4. Be mindful of your expectations of your children, and consider whether they are truly in your children’s best interests. Also, be aware of how you communicate those expectations and how they affect your children.

5. Practice altruism, putting the needs of your children above your own whenever possible. Then see if there isn’t some common ground where your needs can also be met. You may be surprised at how much overlap is possible, especially if you are patient and strive for balance.

6. When you feel lost, or at a loss, remember to stand still. Meditate on the whole by bringing your full attention to the situation, to your child, to yourself, to the family. In doing so, you may go beyond thinking and perceive intuitively, with the whole of your being, what really needs to be done.

7. Try embodying silent presence. Listen carefully.

8. Learn to live with tension without losing your own balance. Practice moving into any moment, however difficult, without trying to change anything and without having to have a particular outcome occur. See what is “workable” if you are willing to trust your intuition and best instincts.
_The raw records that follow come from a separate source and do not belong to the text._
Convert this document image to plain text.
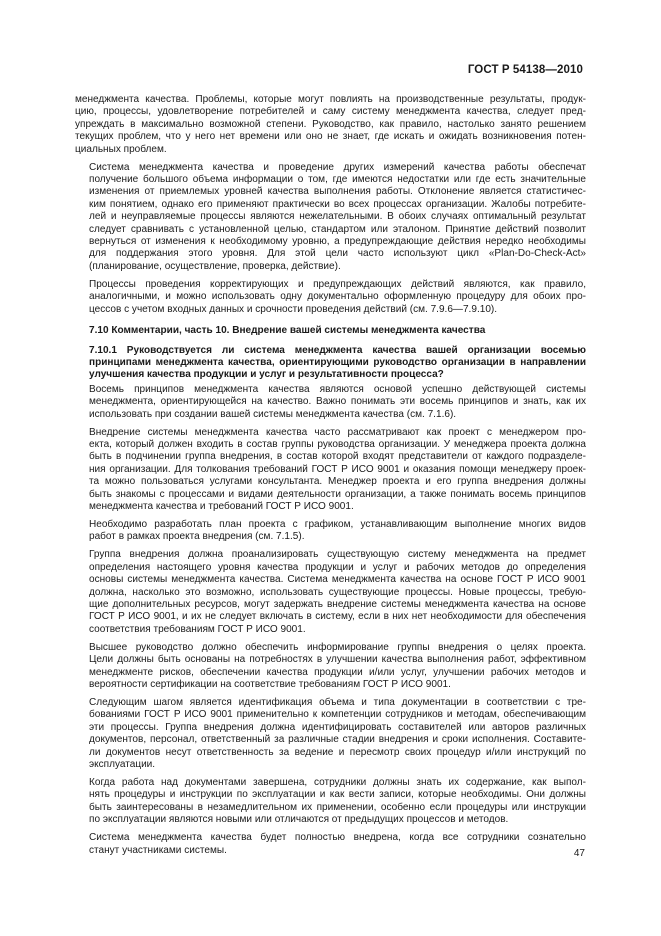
ГОСТ Р 54138—2010

менеджмента качества. Проблемы, которые могут повлиять на производственные результаты, продук-
цию, процессы, удовлетворение потребителей и саму систему менеджмента качества, следует пред-
упреждать в максимально возможной степени. Руководство, как правило, настолько занято решением
текущих проблем, что у него нет времени или оно не знает, где искать и ожидать возникновения потен-
циальных проблем.

Система менеджмента качества и проведение других измерений качества работы обеспечат
получение большого объема информации о том, где имеются недостатки или где есть значительные
изменения от приемлемых уровней качества выполнения работы. Отклонение является статистичес-
ким понятием, однако его применяют практически во всех процессах организации. Жалобы потребите-
лей и неуправляемые процессы являются нежелательными. В обоих случаях оптимальный результат
следует сравнивать с установленной целью, стандартом или эталоном. Принятие действий позволит
вернуться от изменения к необходимому уровню, а предупреждающие действия нередко необходимы
для поддержания этого уровня. Для этой цели часто используют цикл «Plan-Do-Check-Act»
(планирование, осуществление, проверка, действие).

Процессы проведения корректирующих и предупреждающих действий являются, как правило,
аналогичными, и можно использовать одну документально оформленную процедуру для обоих про-
цессов с учетом входных данных и срочности проведения действий (см. 7.9.6—7.9.10).

7.10 Комментарии, часть 10. Внедрение вашей системы менеджмента качества

7.10.1 Руководствуется ли система менеджмента качества вашей организации восемью
принципами менеджмента качества, ориентирующими руководство организации в направлении
улучшения качества продукции и услуг и результативности процесса?

Восемь принципов менеджмента качества являются основой успешно действующей системы
менеджмента, ориентирующейся на качество. Важно понимать эти восемь принципов и знать, как их
использовать при создании вашей системы менеджмента качества (см. 7.1.6).

Внедрение системы менеджмента качества часто рассматривают как проект с менеджером про-
екта, который должен входить в состав группы руководства организации. У менеджера проекта должна
быть в подчинении группа внедрения, в состав которой входят представители от каждого подразделе-
ния организации. Для толкования требований ГОСТ Р ИСО 9001 и оказания помощи менеджеру проек-
та можно пользоваться услугами консультанта. Менеджер проекта и его группа внедрения должны
быть знакомы с процессами и видами деятельности организации, а также понимать восемь принципов
менеджмента качества и требований ГОСТ Р ИСО 9001.

Необходимо разработать план проекта с графиком, устанавливающим выполнение многих видов
работ в рамках проекта внедрения (см. 7.1.5).

Группа внедрения должна проанализировать существующую систему менеджмента на предмет
определения настоящего уровня качества продукции и услуг и рабочих методов до определения
основы системы менеджмента качества. Система менеджмента качества на основе ГОСТ Р ИСО 9001
должна, насколько это возможно, использовать существующие процессы. Новые процессы, требую-
щие дополнительных ресурсов, могут задержать внедрение системы менеджмента качества на основе
ГОСТ Р ИСО 9001, и их не следует включать в систему, если в них нет необходимости для обеспечения
соответствия требованиям ГОСТ Р ИСО 9001.

Высшее руководство должно обеспечить информирование группы внедрения о целях проекта.
Цели должны быть основаны на потребностях в улучшении качества выполнения работ, эффективном
менеджменте рисков, обеспечении качества продукции и/или услуг, улучшении рабочих методов и
вероятности сертификации на соответствие требованиям ГОСТ Р ИСО 9001.

Следующим шагом является идентификация объема и типа документации в соответствии с тре-
бованиями ГОСТ Р ИСО 9001 применительно к компетенции сотрудников и методам, обеспечивающим
эти процессы. Группа внедрения должна идентифицировать составителей или авторов различных
документов, персонал, ответственный за различные стадии внедрения и сроки исполнения. Составите-
ли документов несут ответственность за ведение и пересмотр своих процедур и/или инструкций по
эксплуатации.

Когда работа над документами завершена, сотрудники должны знать их содержание, как выпол-
нять процедуры и инструкции по эксплуатации и как вести записи, которые необходимы. Они должны
быть заинтересованы в незамедлительном их применении, особенно если процедуры или инструкции
по эксплуатации являются новыми или отличаются от предыдущих процессов и методов.

Система менеджмента качества будет полностью внедрена, когда все сотрудники сознательно
станут участниками системы.	47
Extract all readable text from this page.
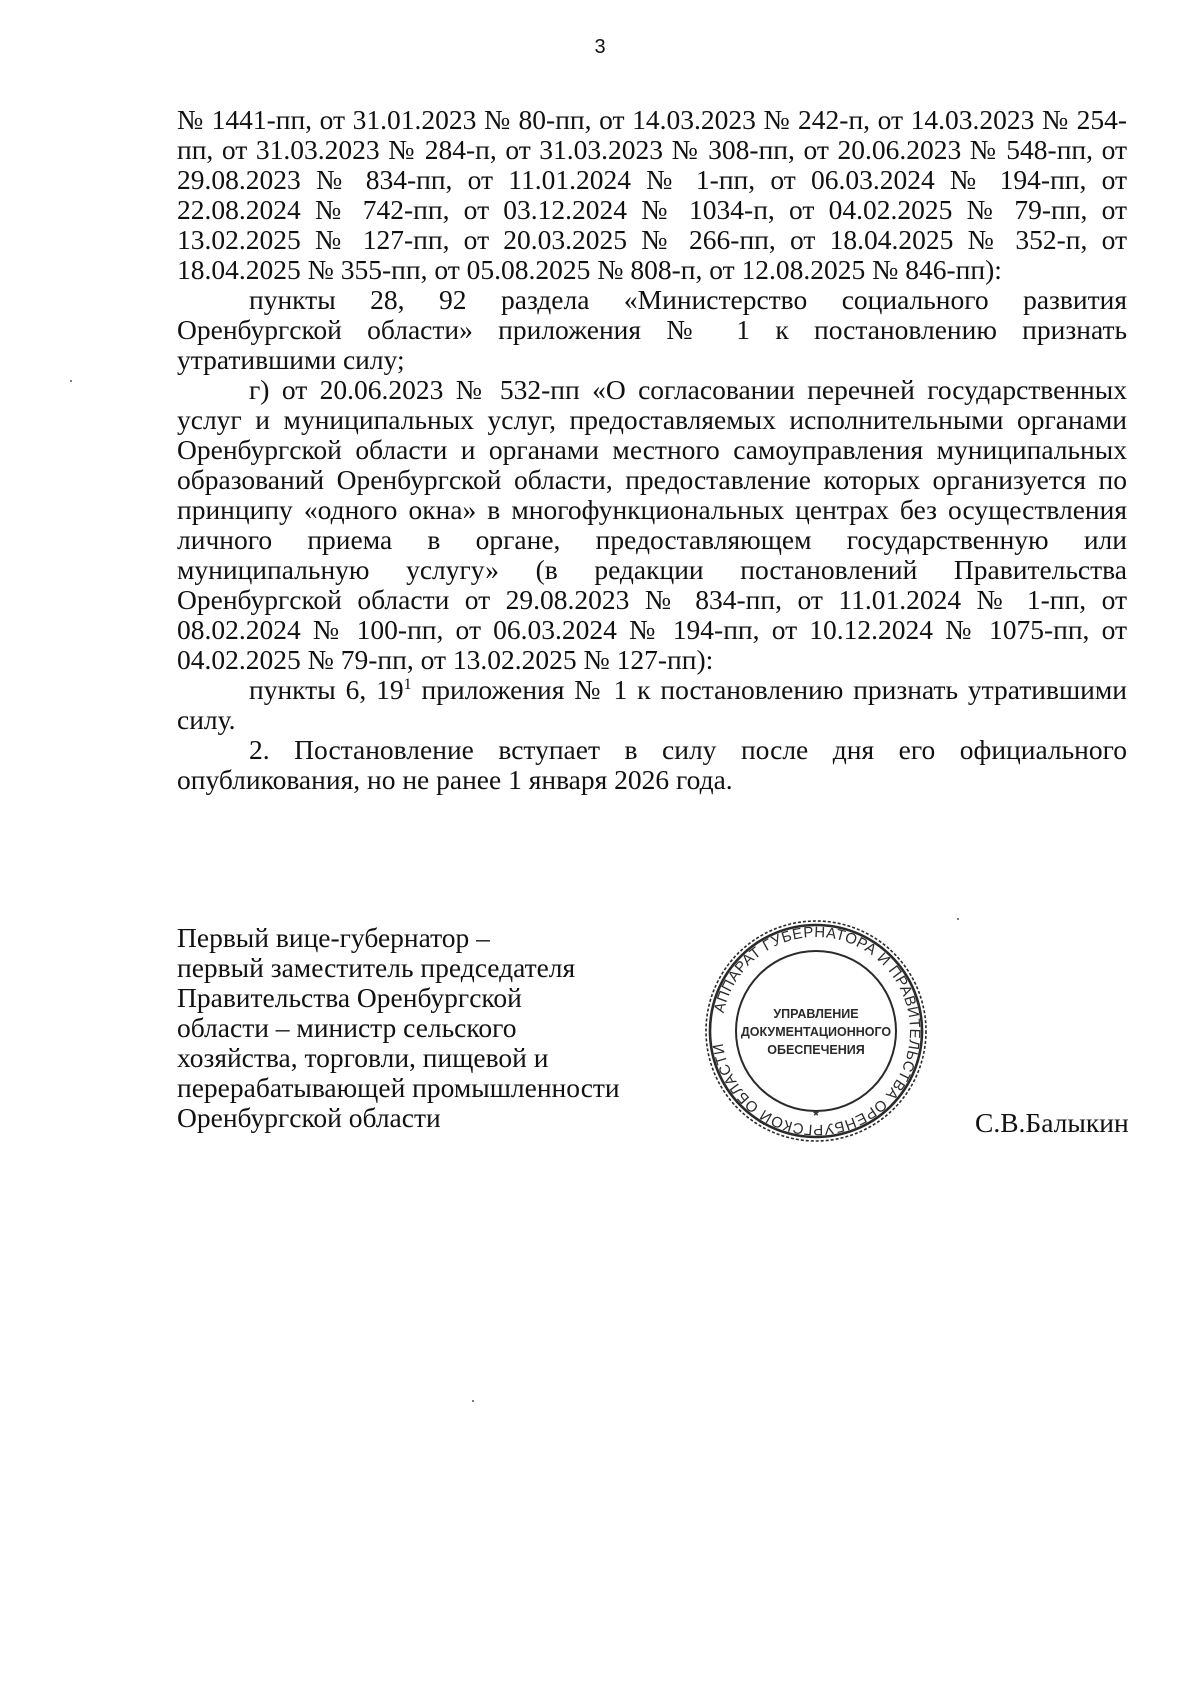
3

№ 1441-пп, от 31.01.2023 № 80-пп, от 14.03.2023 № 242-п, от 14.03.2023 № 254-пп, от 31.03.2023 № 284-п, от 31.03.2023 № 308-пп, от 20.06.2023 № 548-пп, от 29.08.2023 № 834-пп, от 11.01.2024 № 1-пп, от 06.03.2024 № 194-пп, от 22.08.2024 № 742-пп, от 03.12.2024 № 1034-п, от 04.02.2025 № 79-пп, от 13.02.2025 № 127-пп, от 20.03.2025 № 266-пп, от 18.04.2025 № 352-п, от 18.04.2025 № 355-пп, от 05.08.2025 № 808-п, от 12.08.2025 № 846-пп):

пункты 28, 92 раздела «Министерство социального развития Оренбургской области» приложения № 1 к постановлению признать утратившими силу;

г) от 20.06.2023 № 532-пп «О согласовании перечней государственных услуг и муниципальных услуг, предоставляемых исполнительными органами Оренбургской области и органами местного самоуправления муниципальных образований Оренбургской области, предоставление которых организуется по принципу «одного окна» в многофункциональных центрах без осуществления личного приема в органе, предоставляющем государственную или муниципальную услугу» (в редакции постановлений Правительства Оренбургской области от 29.08.2023 № 834-пп, от 11.01.2024 № 1-пп, от 08.02.2024 № 100-пп, от 06.03.2024 № 194-пп, от 10.12.2024 № 1075-пп, от 04.02.2025 № 79-пп, от 13.02.2025 № 127-пп):

пункты 6, $19^1$ приложения № 1 к постановлению признать утратившими силу.

2. Постановление вступает в силу после дня его официального опубликования, но не ранее 1 января 2026 года.

Первый вице-губернатор –
первый заместитель председателя
Правительства Оренбургской
области – министр сельского
хозяйства, торговли, пищевой и
перерабатывающей промышленности
Оренбургской области
АППАРАТ ГУБЕРНАТОРА И ПРАВИТЕЛЬСТВА ОРЕНБУРГСКОЙ ОБЛАСТИ
*
УПРАВЛЕНИЕ
ДОКУМЕНТАЦИОННОГО
ОБЕСПЕЧЕНИЯ
С.В.Балыкин
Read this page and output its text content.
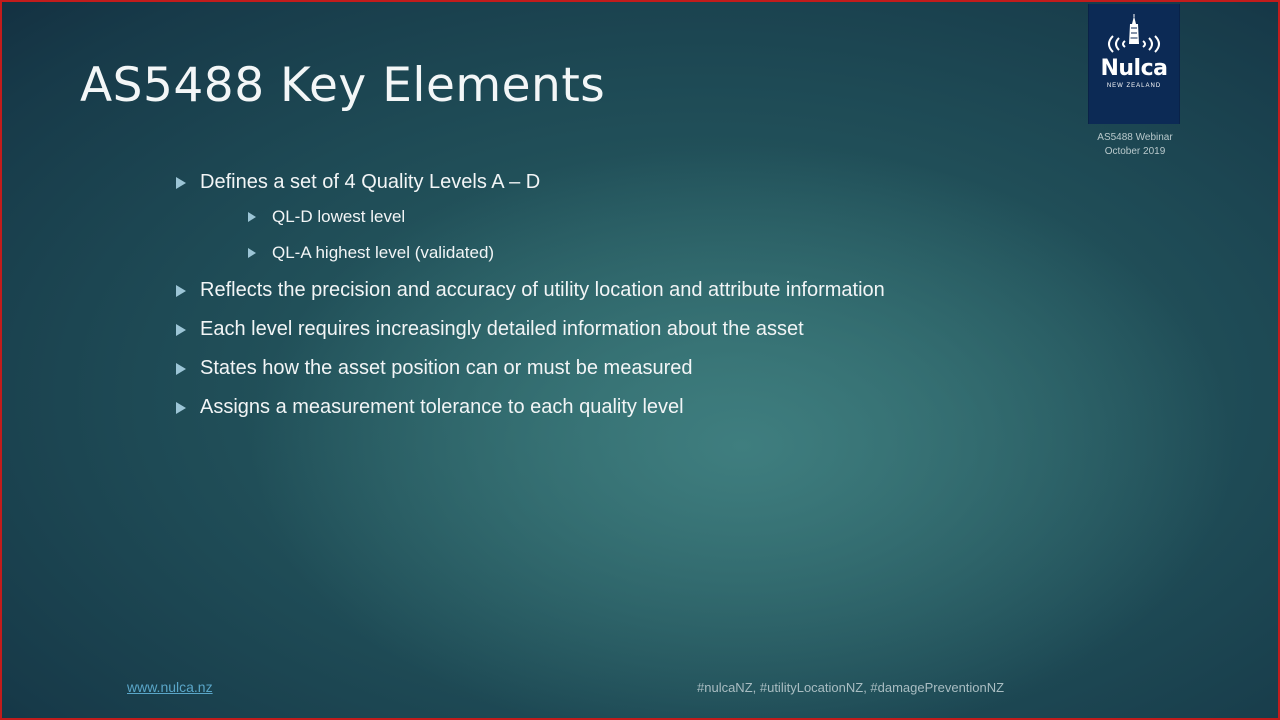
AS5488 Key Elements	Nulca
NEW ZEALAND
AS5488 Webinar
October 2019
Defines a set of 4 Quality Levels A – D
QL-D lowest level
QL-A highest level (validated)
Reflects the precision and accuracy of utility location and attribute information
Each level requires increasingly detailed information about the asset
States how the asset position can or must be measured
Assigns a measurement tolerance to each quality level
www.nulca.nz	#nulcaNZ, #utilityLocationNZ, #damagePreventionNZ
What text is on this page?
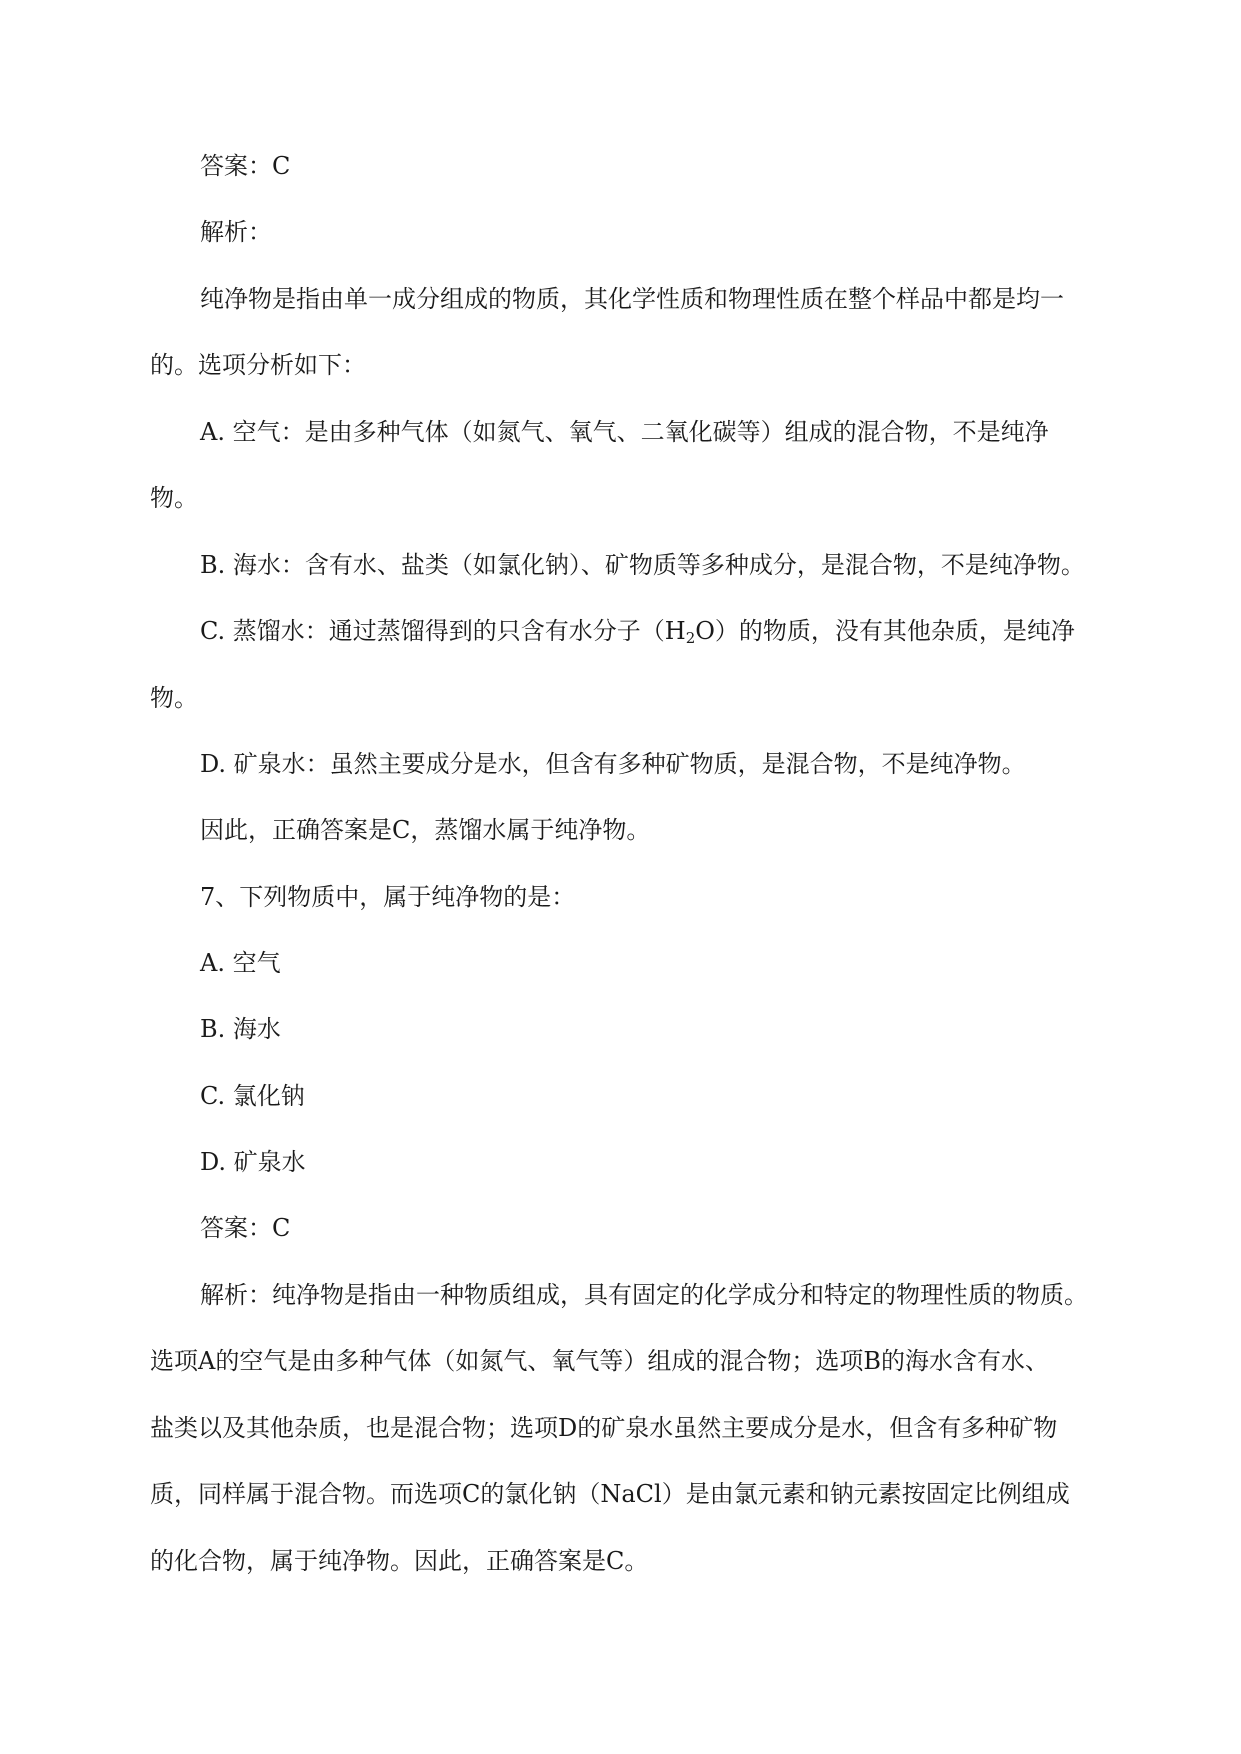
答案：C
解析：
纯净物是指由单一成分组成的物质，其化学性质和物理性质在整个样品中都是均一
的。选项分析如下：
A. 空气：是由多种气体（如氮气、氧气、二氧化碳等）组成的混合物，不是纯净
物。
B. 海水：含有水、盐类（如氯化钠）、矿物质等多种成分，是混合物，不是纯净物。
C. 蒸馏水：通过蒸馏得到的只含有水分子$(H_2O)$的物质，没有其他杂质，是纯净
物。
D. 矿泉水：虽然主要成分是水，但含有多种矿物质，是混合物，不是纯净物。
因此，正确答案是C，蒸馏水属于纯净物。
7、下列物质中，属于纯净物的是：
A. 空气
B. 海水
C. 氯化钠
D. 矿泉水
答案：C
解析：纯净物是指由一种物质组成，具有固定的化学成分和特定的物理性质的物质。
选项A的空气是由多种气体（如氮气、氧气等）组成的混合物；选项B的海水含有水、
盐类以及其他杂质，也是混合物；选项D的矿泉水虽然主要成分是水，但含有多种矿物
质，同样属于混合物。而选项C的氯化钠（NaCl）是由氯元素和钠元素按固定比例组成
的化合物，属于纯净物。因此，正确答案是C。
9. Apologize to your child when you have betrayed a trust in even a little way. Apologies are healing, and they demonstrate that you see a situation more clearly, or more from your child’s point of view. But “I’m sorry” loses its meaning if we are always saying it, or if we make regret a habit.

10. Every child is special, and every child has special needs. Each sees in an entirely unique way. Hold an image of each child in your heart. Drink in their being, wishing them well.

11. There are very important times when we need to practice being clear and strong and unequivocal with our children. Let this come as much as possible out of awareness and generosity and discernment, rather than out of fear, self-righteousness, or the desire to control. Mindful parenting does not mean being overindulgent, neglectful, or weak; nor does it mean being rigid and controlling.

12. The greatest gift you can give your child is your self. This means that part of your work as a parent is to keep growing in self-knowledge and in awareness. We have to be grounded in the present moment to share what is deepest and best in ourselves.